Ф. Б. И теперь тебе хочется засесть за новый роман?
М. У. Да, снова хочется писать. Люди осточертели… Не терпится побыть в одиночестве.
Ф. Б. Когда стало известно, что Мишель Уэльбек собирается снимать кино, никто не мог себе представить, как это он будет управляться с командой в пятьдесят человек.
М. У. Как нечего делать.
Ф. Б. Им легче вообразить тебя в ирландской глуши.
М. У. Люди не знают, но надо, чтобы им это говорили: я очень милый человек.
Ф. Б. Да, это правда.
М. У. Так что для меня не составило труда руководить пятьюдесятью, все были вполне себе довольны. Помню, ко мне подошла монтажница и говорит: съемки прошли на редкость спокойно. Так что нет, все было о’кей.
Ф. Б. И тебе не приходилось орать дурным голосом, как это делал Морис Пиала
[244]? Не приходилось изображать муки творчества режиссера?
М. У. Это не в моем духе. Иногда у меня бывает удрученный вид — этого вполне довольно.
Ф. Б. А как тебе удается говорить «нет», если человек два месяца делал декорации, а тебе они не подходят?
М. У. Я принимаю удрученный вид, и это работает.
Ф. Б. Ты сокрушенно вздыхаешь?
М. У. Нет, печально качаю головой. У меня хорошо получается быть скорбным.
Ф. Б. Да, ты в такие минуты похож на мультяшного пса Друпи.
М. У. Не, серьезно, в плане руководства все было тип-топ. С чем были проблемы — я уже говорил, — так это с борьбой за власть. Но об этом неохота.
Ф. Б. Что, прям доходило до конфликтов? С кем? С продюсерами, со спонсорами?
М. У. Да, с продюсером.
Ф. Б. И поэтому ты теперь хочешь вернуться к литературе? Помнится, ты говорил, что хочешь написать роман про Америку.
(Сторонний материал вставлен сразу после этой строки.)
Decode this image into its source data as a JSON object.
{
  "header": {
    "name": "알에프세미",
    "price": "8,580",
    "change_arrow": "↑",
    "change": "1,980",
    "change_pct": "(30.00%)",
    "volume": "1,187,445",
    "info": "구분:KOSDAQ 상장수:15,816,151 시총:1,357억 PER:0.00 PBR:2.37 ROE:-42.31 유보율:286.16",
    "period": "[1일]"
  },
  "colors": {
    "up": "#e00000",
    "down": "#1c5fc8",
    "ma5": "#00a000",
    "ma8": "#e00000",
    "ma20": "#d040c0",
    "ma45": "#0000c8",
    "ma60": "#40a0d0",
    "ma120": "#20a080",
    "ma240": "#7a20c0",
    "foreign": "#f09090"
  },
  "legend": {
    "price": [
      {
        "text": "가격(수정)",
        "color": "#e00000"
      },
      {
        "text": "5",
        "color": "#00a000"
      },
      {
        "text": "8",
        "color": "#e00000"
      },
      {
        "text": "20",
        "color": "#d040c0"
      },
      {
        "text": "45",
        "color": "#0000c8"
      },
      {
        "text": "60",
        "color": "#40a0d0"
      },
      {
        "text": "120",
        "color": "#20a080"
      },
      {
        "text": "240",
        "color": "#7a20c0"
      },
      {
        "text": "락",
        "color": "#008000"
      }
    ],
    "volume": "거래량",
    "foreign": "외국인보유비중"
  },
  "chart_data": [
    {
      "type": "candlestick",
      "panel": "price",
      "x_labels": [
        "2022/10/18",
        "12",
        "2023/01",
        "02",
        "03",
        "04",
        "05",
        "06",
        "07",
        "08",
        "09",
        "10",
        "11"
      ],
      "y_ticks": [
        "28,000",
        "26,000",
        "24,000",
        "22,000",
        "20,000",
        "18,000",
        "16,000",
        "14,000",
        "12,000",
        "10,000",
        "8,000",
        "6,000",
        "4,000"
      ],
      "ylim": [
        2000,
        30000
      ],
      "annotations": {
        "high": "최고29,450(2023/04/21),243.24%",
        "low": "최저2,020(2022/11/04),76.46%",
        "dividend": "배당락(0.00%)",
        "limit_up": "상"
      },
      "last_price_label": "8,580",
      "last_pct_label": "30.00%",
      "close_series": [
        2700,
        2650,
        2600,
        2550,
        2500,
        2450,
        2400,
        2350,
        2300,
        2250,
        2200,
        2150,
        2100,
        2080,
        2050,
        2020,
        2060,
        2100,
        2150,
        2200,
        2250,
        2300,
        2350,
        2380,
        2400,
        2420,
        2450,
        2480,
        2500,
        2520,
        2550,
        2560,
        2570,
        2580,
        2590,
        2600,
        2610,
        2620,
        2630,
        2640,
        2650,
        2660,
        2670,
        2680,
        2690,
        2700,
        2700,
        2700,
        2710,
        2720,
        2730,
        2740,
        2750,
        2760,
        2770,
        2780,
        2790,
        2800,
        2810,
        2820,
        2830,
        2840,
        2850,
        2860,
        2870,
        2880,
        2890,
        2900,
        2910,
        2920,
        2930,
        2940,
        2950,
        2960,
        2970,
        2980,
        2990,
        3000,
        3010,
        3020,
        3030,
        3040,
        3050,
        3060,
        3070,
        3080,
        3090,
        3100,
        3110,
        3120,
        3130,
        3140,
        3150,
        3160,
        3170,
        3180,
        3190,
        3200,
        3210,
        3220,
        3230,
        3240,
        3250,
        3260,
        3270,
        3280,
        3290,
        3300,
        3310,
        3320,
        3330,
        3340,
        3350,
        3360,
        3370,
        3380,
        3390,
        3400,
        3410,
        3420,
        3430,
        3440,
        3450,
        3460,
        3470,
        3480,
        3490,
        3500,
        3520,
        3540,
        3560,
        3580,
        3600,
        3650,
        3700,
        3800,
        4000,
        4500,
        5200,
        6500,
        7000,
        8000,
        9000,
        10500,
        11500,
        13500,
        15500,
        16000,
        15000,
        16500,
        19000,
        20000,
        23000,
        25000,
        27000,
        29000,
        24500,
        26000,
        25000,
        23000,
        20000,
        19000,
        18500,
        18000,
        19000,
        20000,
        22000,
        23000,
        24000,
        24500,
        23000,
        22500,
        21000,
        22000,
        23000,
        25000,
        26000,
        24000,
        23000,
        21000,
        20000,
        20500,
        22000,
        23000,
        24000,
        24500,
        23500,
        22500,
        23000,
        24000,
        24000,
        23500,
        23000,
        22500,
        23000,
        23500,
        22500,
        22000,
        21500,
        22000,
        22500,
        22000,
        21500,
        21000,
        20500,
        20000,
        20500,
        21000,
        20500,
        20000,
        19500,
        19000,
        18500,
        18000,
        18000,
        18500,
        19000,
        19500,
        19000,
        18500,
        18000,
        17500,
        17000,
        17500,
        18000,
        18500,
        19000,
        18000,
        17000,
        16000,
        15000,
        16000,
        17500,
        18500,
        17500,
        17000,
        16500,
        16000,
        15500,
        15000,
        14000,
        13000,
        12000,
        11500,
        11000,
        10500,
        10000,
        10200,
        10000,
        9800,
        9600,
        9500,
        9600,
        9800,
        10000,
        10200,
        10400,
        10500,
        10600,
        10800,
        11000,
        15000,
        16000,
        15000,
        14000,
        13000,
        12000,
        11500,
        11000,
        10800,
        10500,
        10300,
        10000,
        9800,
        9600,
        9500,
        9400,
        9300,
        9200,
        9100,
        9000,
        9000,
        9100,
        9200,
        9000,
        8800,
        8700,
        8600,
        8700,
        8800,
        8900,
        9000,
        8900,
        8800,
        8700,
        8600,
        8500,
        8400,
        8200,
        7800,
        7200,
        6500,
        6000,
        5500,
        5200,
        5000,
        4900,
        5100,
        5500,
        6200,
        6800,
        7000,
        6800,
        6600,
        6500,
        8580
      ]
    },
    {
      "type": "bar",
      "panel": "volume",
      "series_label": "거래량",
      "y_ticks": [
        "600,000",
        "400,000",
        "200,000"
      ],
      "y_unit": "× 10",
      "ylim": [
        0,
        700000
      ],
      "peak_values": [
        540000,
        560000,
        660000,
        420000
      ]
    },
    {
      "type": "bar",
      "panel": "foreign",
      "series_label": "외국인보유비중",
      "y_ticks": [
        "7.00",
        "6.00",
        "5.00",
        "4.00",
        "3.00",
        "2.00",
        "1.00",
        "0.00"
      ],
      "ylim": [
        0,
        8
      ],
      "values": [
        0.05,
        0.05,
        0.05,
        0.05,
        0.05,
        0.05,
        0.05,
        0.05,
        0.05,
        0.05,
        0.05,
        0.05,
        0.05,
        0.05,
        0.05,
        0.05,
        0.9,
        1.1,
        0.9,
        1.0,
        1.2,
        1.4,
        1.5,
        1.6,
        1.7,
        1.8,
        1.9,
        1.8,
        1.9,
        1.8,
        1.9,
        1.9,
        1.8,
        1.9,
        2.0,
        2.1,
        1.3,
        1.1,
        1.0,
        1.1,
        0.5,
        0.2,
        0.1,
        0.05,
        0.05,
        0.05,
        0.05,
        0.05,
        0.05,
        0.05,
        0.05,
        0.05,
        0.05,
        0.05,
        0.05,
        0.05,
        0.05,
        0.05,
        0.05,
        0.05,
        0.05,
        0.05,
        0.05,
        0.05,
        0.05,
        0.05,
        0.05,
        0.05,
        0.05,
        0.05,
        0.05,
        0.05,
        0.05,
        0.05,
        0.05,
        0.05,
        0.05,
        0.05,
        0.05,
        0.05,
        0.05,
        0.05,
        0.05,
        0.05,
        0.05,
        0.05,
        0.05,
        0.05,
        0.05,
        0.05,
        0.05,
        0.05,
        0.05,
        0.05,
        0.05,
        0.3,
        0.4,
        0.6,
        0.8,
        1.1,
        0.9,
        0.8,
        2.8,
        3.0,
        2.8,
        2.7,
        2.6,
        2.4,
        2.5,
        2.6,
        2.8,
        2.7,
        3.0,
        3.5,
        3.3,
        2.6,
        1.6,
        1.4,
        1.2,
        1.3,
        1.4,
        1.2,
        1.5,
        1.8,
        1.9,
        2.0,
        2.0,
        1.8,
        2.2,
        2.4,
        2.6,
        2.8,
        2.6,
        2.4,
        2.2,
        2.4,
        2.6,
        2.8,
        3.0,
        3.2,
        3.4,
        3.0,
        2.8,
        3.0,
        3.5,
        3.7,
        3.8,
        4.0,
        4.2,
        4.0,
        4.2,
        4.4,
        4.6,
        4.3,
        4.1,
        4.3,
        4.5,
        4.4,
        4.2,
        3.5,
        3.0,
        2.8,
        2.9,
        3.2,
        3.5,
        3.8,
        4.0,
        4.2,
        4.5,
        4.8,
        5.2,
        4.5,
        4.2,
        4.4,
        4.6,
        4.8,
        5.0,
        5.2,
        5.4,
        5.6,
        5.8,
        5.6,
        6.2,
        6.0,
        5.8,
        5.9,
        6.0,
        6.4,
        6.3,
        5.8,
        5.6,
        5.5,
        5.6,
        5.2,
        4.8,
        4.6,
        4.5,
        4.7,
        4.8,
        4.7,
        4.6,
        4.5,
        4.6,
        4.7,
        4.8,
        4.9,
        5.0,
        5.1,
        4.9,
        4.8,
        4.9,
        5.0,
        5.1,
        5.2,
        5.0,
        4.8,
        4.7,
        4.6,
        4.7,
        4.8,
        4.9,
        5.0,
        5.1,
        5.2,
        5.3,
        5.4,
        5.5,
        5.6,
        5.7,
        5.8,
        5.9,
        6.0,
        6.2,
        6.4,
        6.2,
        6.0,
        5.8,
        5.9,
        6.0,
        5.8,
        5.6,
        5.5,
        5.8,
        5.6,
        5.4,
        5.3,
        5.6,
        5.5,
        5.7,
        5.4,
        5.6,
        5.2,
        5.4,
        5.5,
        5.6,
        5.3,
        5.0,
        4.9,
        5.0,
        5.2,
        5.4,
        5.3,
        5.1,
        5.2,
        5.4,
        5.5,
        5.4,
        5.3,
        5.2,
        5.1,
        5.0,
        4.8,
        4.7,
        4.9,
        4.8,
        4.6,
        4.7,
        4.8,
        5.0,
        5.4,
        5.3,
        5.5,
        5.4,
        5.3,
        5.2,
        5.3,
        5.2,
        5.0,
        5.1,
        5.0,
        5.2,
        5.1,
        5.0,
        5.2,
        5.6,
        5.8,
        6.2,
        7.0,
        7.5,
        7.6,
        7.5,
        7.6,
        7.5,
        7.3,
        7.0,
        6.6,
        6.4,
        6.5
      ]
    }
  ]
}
М. У. Хорошо, что ты мне задал этот вопрос, потому что там, где я теперь, — это очень близко к Америке. Если бы ты тут пожил, ты бы сам в этом убедился. По правде, Америка зачаровывает. Это же властители мира. Они немного отличаются от европейцев, но чем — это мало кто понимает. Так вот, если задуматься о том, как живет Ирландия, начинаешь понимать.
Ф. Б. Начинаешь понимать, почему они не хотят в Европу?
М. У. Нет, начинаешь понимать, в чем разница.
Ф. Б. Властители мира понемногу превращаются в свергнутых властителей?
М. У. Нет пока. Это произойдет, но пока что они считают себя королями. Они властвуют и будут властвовать с военной точки зрения. В твоем предпоследнем романе ты же пишешь об Америке… Ездить туда — невелика радость, куча всяких препонов… Я даже не знаю, есть ли у меня в паспорте электронный чип. Впрочем, в декабре я все равно собираюсь в Майами.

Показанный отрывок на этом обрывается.